En seconde partie ce samedi 21 mai voilà le dernier projet de la saxophoniste Géraldine Laurent qui fait se terminer le festival en apothéose avec ce « COOKING » fort épicé et très relevé au goût inimitable! J’avais eu l’occasion d’écouter et photographier lors de l’édition 2016 du festival, le projet précédent « AT WORK » avec les mêmes protagonistes, à savoir autour de la saxophoniste, le pianiste Paul Lay, le contrebassiste Yoni Zelnik et le batteur Donald Kontomanou. Une équipe de choc, récompensée par une Victoire du Jazz 2020 pour ce dernier repas de fête, paru sur le label Gazebo en octobre 2019 et produit par le pianiste Laurent de Wilde. La patte Géraldine Laurent, c’est quelque chose! Un groove incomparable traversé par les influences de Coltrane, Dolphy, Parker, Hawkins et surtout Sonny Rollins, et servi par une section rythmique épatante la suivant au plus près et un accompagnateur hors pair en la personne de Paul Lay qui sert les plats avec virtuosité (malgré la fatigue palpable par ses bâillements et les yeux qu’il se frotte souvent) Le quartet était en travaux et à présent il passe en cuisine comme le dit Géraldine avec humour pour nous amener quelques mélodies culinaires fort goûteuses.
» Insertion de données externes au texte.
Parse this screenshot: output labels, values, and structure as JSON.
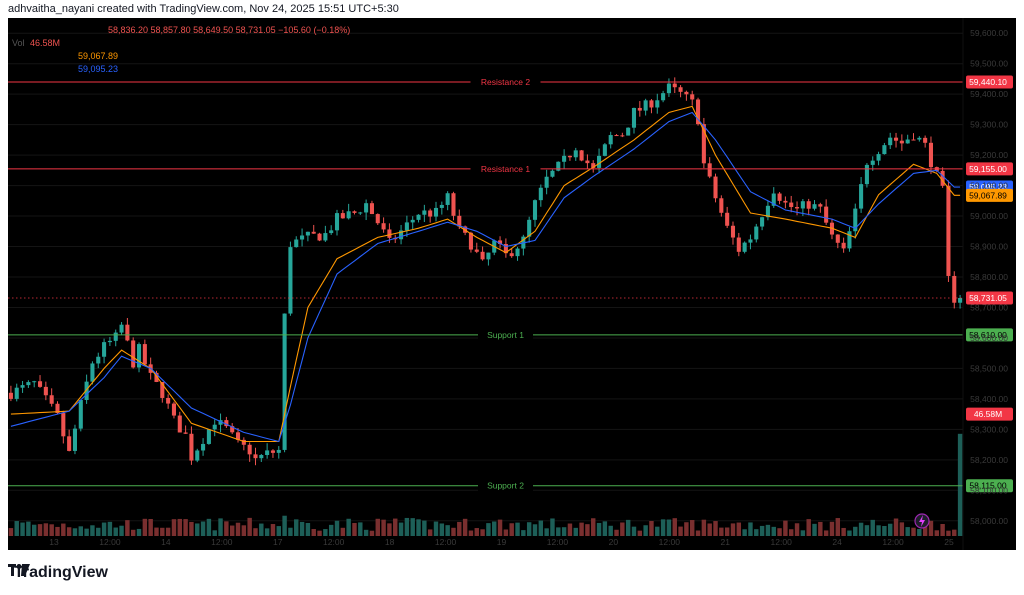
{
  "credit": "adhvaitha_nayani created with TradingView.com, Nov 24, 2025 15:51 UTC+5:30",
  "brand": "TradingView",
  "legend": {
    "ohlc": "58,836.20  58,857.80  58,649.50  58,731.05  −105.60 (−0.18%)",
    "vol_label": "Vol",
    "vol_value": "46.58M",
    "ema1_value": "59,067.89",
    "ema2_value": "59,095.23"
  },
  "colors": {
    "up": "#26a69a",
    "down": "#ef5350",
    "resistance": "#f23645",
    "support": "#4caf50",
    "ema_fast": "#ff9800",
    "ema_slow": "#2962ff"
  },
  "chart_data": {
    "type": "candlestick",
    "ylim": [
      57950,
      59650
    ],
    "y_ticks": [
      58000,
      58100,
      58200,
      58300,
      58400,
      58500,
      58600,
      58700,
      58800,
      58900,
      59000,
      59100,
      59200,
      59300,
      59400,
      59500,
      59600
    ],
    "y_tick_labels": [
      "58,000.00",
      "58,100.00",
      "58,200.00",
      "58,300.00",
      "58,400.00",
      "58,500.00",
      "58,600.00",
      "58,700.00",
      "58,800.00",
      "58,900.00",
      "59,000.00",
      "59,100.00",
      "59,200.00",
      "59,300.00",
      "59,400.00",
      "59,500.00",
      "59,600.00"
    ],
    "x_tick_labels": [
      "13",
      "12:00",
      "14",
      "12:00",
      "17",
      "12:00",
      "18",
      "12:00",
      "19",
      "12:00",
      "20",
      "12:00",
      "21",
      "12:00",
      "24",
      "12:00",
      "25"
    ],
    "levels": [
      {
        "name": "Resistance 2",
        "value": 59440.1,
        "label": "59,440.10",
        "kind": "resistance"
      },
      {
        "name": "Resistance 1",
        "value": 59155.0,
        "label": "59,155.00",
        "kind": "resistance"
      },
      {
        "name": "Support 1",
        "value": 58610.0,
        "label": "58,610.00",
        "kind": "support"
      },
      {
        "name": "Support 2",
        "value": 58115.0,
        "label": "58,115.00",
        "kind": "support"
      }
    ],
    "price_labels": [
      {
        "value": 59095.23,
        "label": "59,095.23",
        "kind": "ema_slow"
      },
      {
        "value": 59067.89,
        "label": "59,067.89",
        "kind": "ema_fast"
      },
      {
        "value": 58731.05,
        "label": "58,731.05",
        "kind": "last"
      },
      {
        "value": 58350.0,
        "label": "46.58M",
        "kind": "volume"
      }
    ],
    "last_price": 58731.05,
    "close_path": [
      [
        0,
        58420
      ],
      [
        4,
        58450
      ],
      [
        8,
        58340
      ],
      [
        10,
        58220
      ],
      [
        12,
        58380
      ],
      [
        14,
        58520
      ],
      [
        16,
        58570
      ],
      [
        18,
        58600
      ],
      [
        19,
        58640
      ],
      [
        21,
        58520
      ],
      [
        22,
        58560
      ],
      [
        24,
        58470
      ],
      [
        26,
        58420
      ],
      [
        28,
        58330
      ],
      [
        30,
        58280
      ],
      [
        31,
        58210
      ],
      [
        33,
        58270
      ],
      [
        35,
        58330
      ],
      [
        37,
        58300
      ],
      [
        39,
        58250
      ],
      [
        41,
        58230
      ],
      [
        42,
        58200
      ],
      [
        44,
        58220
      ],
      [
        46,
        58230
      ],
      [
        47,
        58670
      ],
      [
        48,
        58910
      ],
      [
        51,
        58930
      ],
      [
        54,
        58940
      ],
      [
        56,
        58990
      ],
      [
        59,
        59010
      ],
      [
        61,
        59040
      ],
      [
        63,
        58980
      ],
      [
        65,
        58910
      ],
      [
        67,
        58950
      ],
      [
        70,
        59010
      ],
      [
        73,
        59010
      ],
      [
        75,
        59060
      ],
      [
        77,
        58950
      ],
      [
        79,
        58910
      ],
      [
        81,
        58840
      ],
      [
        83,
        58910
      ],
      [
        85,
        58870
      ],
      [
        88,
        58920
      ],
      [
        90,
        59040
      ],
      [
        92,
        59120
      ],
      [
        95,
        59180
      ],
      [
        97,
        59230
      ],
      [
        98,
        59200
      ],
      [
        100,
        59150
      ],
      [
        103,
        59260
      ],
      [
        105,
        59270
      ],
      [
        107,
        59340
      ],
      [
        109,
        59360
      ],
      [
        111,
        59390
      ],
      [
        113,
        59420
      ],
      [
        115,
        59400
      ],
      [
        117,
        59370
      ],
      [
        118,
        59320
      ],
      [
        119,
        59170
      ],
      [
        121,
        59060
      ],
      [
        123,
        58960
      ],
      [
        125,
        58890
      ],
      [
        127,
        58930
      ],
      [
        129,
        59010
      ],
      [
        131,
        59090
      ],
      [
        133,
        59040
      ],
      [
        135,
        59020
      ],
      [
        137,
        59040
      ],
      [
        139,
        59020
      ],
      [
        141,
        58930
      ],
      [
        143,
        58880
      ],
      [
        145,
        59010
      ],
      [
        147,
        59180
      ],
      [
        149,
        59220
      ],
      [
        151,
        59260
      ],
      [
        153,
        59240
      ],
      [
        155,
        59270
      ],
      [
        157,
        59230
      ],
      [
        159,
        59130
      ],
      [
        160,
        59080
      ],
      [
        161,
        58790
      ],
      [
        162,
        58731
      ]
    ],
    "ema_fast_path": [
      [
        0,
        58350
      ],
      [
        10,
        58360
      ],
      [
        16,
        58500
      ],
      [
        19,
        58560
      ],
      [
        24,
        58500
      ],
      [
        31,
        58320
      ],
      [
        40,
        58260
      ],
      [
        46,
        58260
      ],
      [
        48,
        58440
      ],
      [
        51,
        58700
      ],
      [
        56,
        58860
      ],
      [
        63,
        58930
      ],
      [
        70,
        58960
      ],
      [
        75,
        58990
      ],
      [
        80,
        58930
      ],
      [
        85,
        58880
      ],
      [
        90,
        58950
      ],
      [
        95,
        59100
      ],
      [
        100,
        59160
      ],
      [
        107,
        59250
      ],
      [
        113,
        59340
      ],
      [
        117,
        59360
      ],
      [
        121,
        59200
      ],
      [
        127,
        59010
      ],
      [
        133,
        58990
      ],
      [
        141,
        58960
      ],
      [
        145,
        58930
      ],
      [
        149,
        59070
      ],
      [
        155,
        59170
      ],
      [
        159,
        59140
      ],
      [
        162,
        59068
      ]
    ],
    "ema_slow_path": [
      [
        0,
        58310
      ],
      [
        10,
        58360
      ],
      [
        16,
        58470
      ],
      [
        19,
        58540
      ],
      [
        24,
        58500
      ],
      [
        31,
        58370
      ],
      [
        40,
        58290
      ],
      [
        46,
        58260
      ],
      [
        48,
        58380
      ],
      [
        51,
        58600
      ],
      [
        56,
        58810
      ],
      [
        63,
        58910
      ],
      [
        70,
        58950
      ],
      [
        75,
        58980
      ],
      [
        80,
        58950
      ],
      [
        85,
        58900
      ],
      [
        90,
        58920
      ],
      [
        95,
        59060
      ],
      [
        100,
        59130
      ],
      [
        107,
        59220
      ],
      [
        113,
        59310
      ],
      [
        117,
        59340
      ],
      [
        121,
        59250
      ],
      [
        127,
        59080
      ],
      [
        133,
        59020
      ],
      [
        141,
        58990
      ],
      [
        145,
        58960
      ],
      [
        149,
        59040
      ],
      [
        155,
        59140
      ],
      [
        159,
        59150
      ],
      [
        162,
        59095
      ]
    ],
    "volume_spikes": [
      [
        7,
        0.45
      ],
      [
        47,
        0.78
      ],
      [
        49,
        0.64
      ],
      [
        66,
        0.67
      ],
      [
        84,
        0.63
      ],
      [
        106,
        0.62
      ],
      [
        163,
        3.93
      ]
    ]
  }
}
En apéritif poivré, ce sera « Next« , suivi de la jolie ritournelle « Another Dance » présente sur « At Work ». En plat de résistance, la vie de bâtons de chaise des musiciens est évoquée à travers le doux « Day Off« , mais aussi le piquant et leste « Room 44 » se terminant avec son mélancolique solo de piano improvisé sur le même thème qui explose en final. Tandis qu’un endiablé et goûteux « Cooking » éponyme met le feu en cuisine. Le concert se termine avec une petite poire pour la soif sur « Boardwalk« , allusion aux promenades en bois des bords de Deauville, entamée sur un joli solo de contrebasse. Un dernier verre en rappel pour la route sera servi sur la belle reprise de « Good Bye Porkpie Hat » de Charles Mingus en hommage à Lester Young et son chapeau.
Saluons ce travail d’équipe succulent avec une cheffe étoilée et ses stars de cuistots qui nous a régalés du début à la fin, mais pas repus, car nous aurions bien prolongé le festin tard dans la nuit. Un feu d’artifice final bien apprécié du public dans la chaleur quasi estivale de cette édition 2022 qui fera date.
Que les organisateurs soient vivement remerciés et tous les techniciens, en insistant encore sur le son qui fut absolument parfait.